Замечательная эта красота продолжалась и во дворе, и в саду. Они представляли собой маленький рай с беседкой, увитой диким виноградом, с дорожками, посыпанными ярко-жёлтым песком, вдоль которых от цветка к цветку перепархивал ветерок. Конечно, не помню, да и просто не знаю, что это были за цветы – алые, тёмно-бордовые, лазоревые, золотистые. Все вместе они производили такое впечатление, что от них невозможно было отвести глаз, хотелось снова и снова возвращаться к ним, смотреть и смотреть на них без конца. Под солнцем, под сияющим небом они околдовывали, как дивная музыка, вызывали изумление, восторг, чувство, оставшееся в душе, как воспоминание об обетованной земле. Детей у Людмилы Ивановны не было, может быть, ещё и поэтому она была так добра ко мне.

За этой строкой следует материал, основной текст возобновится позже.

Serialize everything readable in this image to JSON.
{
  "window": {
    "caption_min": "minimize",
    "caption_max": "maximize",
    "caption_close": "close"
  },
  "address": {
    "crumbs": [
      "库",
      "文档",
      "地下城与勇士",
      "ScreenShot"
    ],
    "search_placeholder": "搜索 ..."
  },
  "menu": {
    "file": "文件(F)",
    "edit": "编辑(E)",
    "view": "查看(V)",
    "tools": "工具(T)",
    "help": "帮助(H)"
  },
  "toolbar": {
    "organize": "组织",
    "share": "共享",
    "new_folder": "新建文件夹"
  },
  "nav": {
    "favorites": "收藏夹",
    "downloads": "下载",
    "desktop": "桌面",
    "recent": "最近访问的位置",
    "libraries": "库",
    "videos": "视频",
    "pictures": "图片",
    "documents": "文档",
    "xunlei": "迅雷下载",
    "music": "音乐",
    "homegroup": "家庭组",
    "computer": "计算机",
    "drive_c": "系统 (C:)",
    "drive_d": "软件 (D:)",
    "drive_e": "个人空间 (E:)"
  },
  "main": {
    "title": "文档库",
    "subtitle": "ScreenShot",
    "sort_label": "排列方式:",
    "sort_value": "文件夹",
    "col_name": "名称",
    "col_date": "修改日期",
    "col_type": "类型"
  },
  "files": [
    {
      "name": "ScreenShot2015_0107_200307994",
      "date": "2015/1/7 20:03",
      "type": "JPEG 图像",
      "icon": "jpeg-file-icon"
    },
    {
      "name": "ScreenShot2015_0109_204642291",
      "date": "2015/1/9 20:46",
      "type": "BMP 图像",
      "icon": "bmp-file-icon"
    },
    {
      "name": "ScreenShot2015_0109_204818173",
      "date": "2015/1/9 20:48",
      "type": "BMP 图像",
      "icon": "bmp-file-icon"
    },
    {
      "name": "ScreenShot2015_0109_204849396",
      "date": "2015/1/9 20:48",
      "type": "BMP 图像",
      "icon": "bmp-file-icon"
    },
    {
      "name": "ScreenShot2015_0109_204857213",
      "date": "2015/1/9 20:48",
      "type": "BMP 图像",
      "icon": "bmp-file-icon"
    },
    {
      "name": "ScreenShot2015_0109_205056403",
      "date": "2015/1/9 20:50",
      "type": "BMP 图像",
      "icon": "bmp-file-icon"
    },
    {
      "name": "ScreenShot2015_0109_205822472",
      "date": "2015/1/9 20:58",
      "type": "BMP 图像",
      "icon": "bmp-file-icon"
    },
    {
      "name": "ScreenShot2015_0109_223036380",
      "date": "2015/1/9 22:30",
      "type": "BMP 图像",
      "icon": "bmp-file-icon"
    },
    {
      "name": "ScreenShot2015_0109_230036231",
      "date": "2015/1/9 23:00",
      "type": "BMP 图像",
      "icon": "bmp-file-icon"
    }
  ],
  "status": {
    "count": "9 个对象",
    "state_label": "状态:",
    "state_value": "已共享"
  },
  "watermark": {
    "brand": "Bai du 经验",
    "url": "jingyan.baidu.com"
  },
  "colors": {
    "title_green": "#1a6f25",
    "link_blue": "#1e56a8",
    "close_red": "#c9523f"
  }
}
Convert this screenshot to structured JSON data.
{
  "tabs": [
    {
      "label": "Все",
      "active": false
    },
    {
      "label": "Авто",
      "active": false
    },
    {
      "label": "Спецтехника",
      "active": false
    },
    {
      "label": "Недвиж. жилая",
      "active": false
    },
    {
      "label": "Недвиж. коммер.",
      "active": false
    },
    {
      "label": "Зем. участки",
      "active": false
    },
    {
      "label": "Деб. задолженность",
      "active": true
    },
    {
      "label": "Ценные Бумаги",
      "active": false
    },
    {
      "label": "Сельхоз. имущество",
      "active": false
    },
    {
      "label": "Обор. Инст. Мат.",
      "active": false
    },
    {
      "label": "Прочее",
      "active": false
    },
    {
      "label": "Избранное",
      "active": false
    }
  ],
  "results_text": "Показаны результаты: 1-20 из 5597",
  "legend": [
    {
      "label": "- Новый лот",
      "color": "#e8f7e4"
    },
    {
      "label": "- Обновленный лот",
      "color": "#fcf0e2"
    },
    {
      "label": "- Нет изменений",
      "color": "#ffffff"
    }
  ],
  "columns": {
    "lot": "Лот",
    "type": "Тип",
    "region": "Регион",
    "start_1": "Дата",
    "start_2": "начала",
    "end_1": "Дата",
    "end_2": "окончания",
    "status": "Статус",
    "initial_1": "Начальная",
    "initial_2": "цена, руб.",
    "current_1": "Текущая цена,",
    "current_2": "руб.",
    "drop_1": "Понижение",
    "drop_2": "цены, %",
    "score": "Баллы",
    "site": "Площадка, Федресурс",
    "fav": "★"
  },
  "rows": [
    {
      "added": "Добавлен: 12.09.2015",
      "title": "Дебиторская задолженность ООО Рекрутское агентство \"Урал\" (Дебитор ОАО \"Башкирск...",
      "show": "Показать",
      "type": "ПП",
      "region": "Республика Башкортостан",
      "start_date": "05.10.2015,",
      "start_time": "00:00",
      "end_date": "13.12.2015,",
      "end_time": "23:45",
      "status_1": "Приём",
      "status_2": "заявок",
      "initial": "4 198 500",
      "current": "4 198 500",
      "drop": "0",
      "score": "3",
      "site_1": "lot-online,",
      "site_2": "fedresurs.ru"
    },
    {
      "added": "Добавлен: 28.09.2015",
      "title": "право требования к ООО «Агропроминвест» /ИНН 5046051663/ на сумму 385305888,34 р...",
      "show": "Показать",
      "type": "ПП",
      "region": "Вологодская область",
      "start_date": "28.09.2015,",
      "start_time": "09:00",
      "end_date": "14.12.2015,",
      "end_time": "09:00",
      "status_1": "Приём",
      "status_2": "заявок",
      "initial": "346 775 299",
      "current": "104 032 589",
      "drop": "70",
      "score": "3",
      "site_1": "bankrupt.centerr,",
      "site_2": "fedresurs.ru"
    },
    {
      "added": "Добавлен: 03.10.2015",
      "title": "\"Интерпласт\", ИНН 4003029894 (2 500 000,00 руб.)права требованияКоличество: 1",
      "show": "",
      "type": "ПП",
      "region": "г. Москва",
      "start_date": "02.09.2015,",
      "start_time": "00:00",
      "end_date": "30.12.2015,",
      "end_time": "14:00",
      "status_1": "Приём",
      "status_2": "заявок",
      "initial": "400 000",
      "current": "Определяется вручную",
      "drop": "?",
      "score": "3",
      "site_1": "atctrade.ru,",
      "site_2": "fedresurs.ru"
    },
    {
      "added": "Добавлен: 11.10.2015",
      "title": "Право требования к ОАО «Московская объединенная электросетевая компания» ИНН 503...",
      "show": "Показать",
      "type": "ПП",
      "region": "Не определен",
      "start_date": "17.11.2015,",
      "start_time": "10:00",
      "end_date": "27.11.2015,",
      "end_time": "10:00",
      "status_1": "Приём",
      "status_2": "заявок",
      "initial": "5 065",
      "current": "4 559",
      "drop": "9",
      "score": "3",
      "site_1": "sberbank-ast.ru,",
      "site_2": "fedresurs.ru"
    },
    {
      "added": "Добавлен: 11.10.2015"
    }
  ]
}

Доктора я видел чаще всего только мельком – в амбулатории, когда бывал там с матерью, иногда дома, в саду, где он увлечённо работал, – лопатой, пилой, граблями, – засучив рукава выше локтя, в жилетке и фартуке, в перчатках. Широкоплечий, плотный, с проседью, с аккуратно подстриженными усами и бородкой, добрый, несмотря на строгий голос. Он брал меня за подбородок, заглядывал в глаза, оттягивал веки, внимательно осматривал, трепал легонько по щеке, уверенно говорил матери: «Нормальный ребёнок».
Арестовали доктора, видимо, в тридцать седьмом году. Непрактичная, неприспособленная жить в жестоком мире Людмила Ивановна вскоре после этого умерла. Но это было уже потом…
Мой отец был путейским инженером. Рано утром он выезжал на линию, возвращался поздно, часто не ночевал дома.
Утром мать кормила меня, убиралась на кухне и в комнате, после чего надолго уходила в город, на рынок.
Оставаясь взаперти в пустой квартире, я брал свои любимые «Русские народные сказки», забирался с ними в кухне на стол, усаживался на нём с ногами, потому что боялся крыс, которых вообще-то не было, и принимался за чтение. Солнце в это время заливало кухню горячими лучами.
Чтением это можно было назвать только условно. Просто все сказки я знал уже почти наизусть, но всякий раз, водя пальцем по каждой строке, проговаривал громко весь текст и без конца рассматривал картинки, подолгу вникая в них, представляя в своём воображении сказочный мир, который они открывали мне.
Но ведь и самая интересная сказка не может заменить собой многообразия жизни, всего, чем она заманивает к себе. Тишина, одиночество навевали тоску. Большая синяя муха ползала по окну, жужжала, билась в него. В окно гляделись пустой двор, скучный сарай. Ничто там не оживляло души.
Можно было перейти в комнату и оттуда смотреть на улицу, где играли дети, на долину и на деревню. Но в комнате было сумрачно, скучно, не было солнца, а, главное, не было стола, на котором можно было спасаться от крыс. Стол стоял посреди комнаты, далеко от окна.